The entire way home that night, I felt like I was floating on a cloud! I suddenly realized just how important it is spend time with people who can totally relate to us.

Tonight, at our church life group meeting, we discussed relational health and the importance of spending time with people who will listen to you, accept you, support you, and who you can do the same for.  The church life group is one such group for me. They support my spiritual growth, and, hopefully, I also can support theirs. We relate to one another because we're all Christians who want to continue strengthening our relationship with Christ.

On our way home from tonight's meeting, I realized how much I have gotten out of my recent experiences spending time with people who can not just sympathize with me, but who can truly empathize with what I face day-to-day.

Reach out and connect with people! No matter your life circumstances, you are enriched by spending time with people who can relate to and empathize with you. If you like to knit, find a knitting club. If you like to garden find a gardening club. If you're a foster or adoptive parent, reach out to others in your shoes. 
If you're a special needs parent, find ways to connect with other special needs parents. 

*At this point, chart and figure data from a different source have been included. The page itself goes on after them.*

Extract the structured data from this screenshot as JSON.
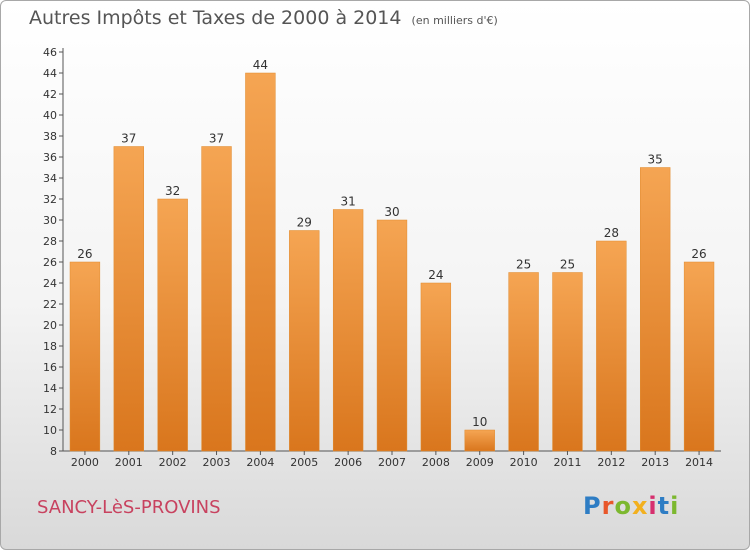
{
  "title": "Autres Impôts et Taxes de 2000 à 2014",
  "unit": "(en milliers d'€)",
  "commune": "SANCY-LèS-PROVINS",
  "logo_text": "Proxiti",
  "colors": {
    "bar_top": "#f5a553",
    "bar_bottom": "#d9761d",
    "title": "#555555",
    "commune": "#c8425f"
  },
  "chart_data": {
    "type": "bar",
    "categories": [
      "2000",
      "2001",
      "2002",
      "2003",
      "2004",
      "2005",
      "2006",
      "2007",
      "2008",
      "2009",
      "2010",
      "2011",
      "2012",
      "2013",
      "2014"
    ],
    "values": [
      26,
      37,
      32,
      37,
      44,
      29,
      31,
      30,
      24,
      10,
      25,
      25,
      28,
      35,
      26
    ],
    "title": "Autres Impôts et Taxes de 2000 à 2014",
    "subtitle": "(en milliers d'€)",
    "ylim": [
      8,
      46
    ],
    "yticks": [
      8,
      10,
      12,
      14,
      16,
      18,
      20,
      22,
      24,
      26,
      28,
      30,
      32,
      34,
      36,
      38,
      40,
      42,
      44,
      46
    ],
    "grid": false,
    "data_labels": true
  }
}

I know it's hard. I know you're tired, and you don't know how you will find the time or energy, but find a way! Well-meaning friends, co-workers, and family members cannot give you the same support as those who are living or who have lived what you are going through. 

This is a lesson that has, sadly, taken me over a decade to learn. I still love social media and its ability to bring people together across the miles. Technology can be a beautiful thing, but I'm learning that it cannot be the only way I connect with others. I hope that you, too, will find ways to reach out to those who share your hobbies, passions, or life circumstances. I just know you'll be glad you did!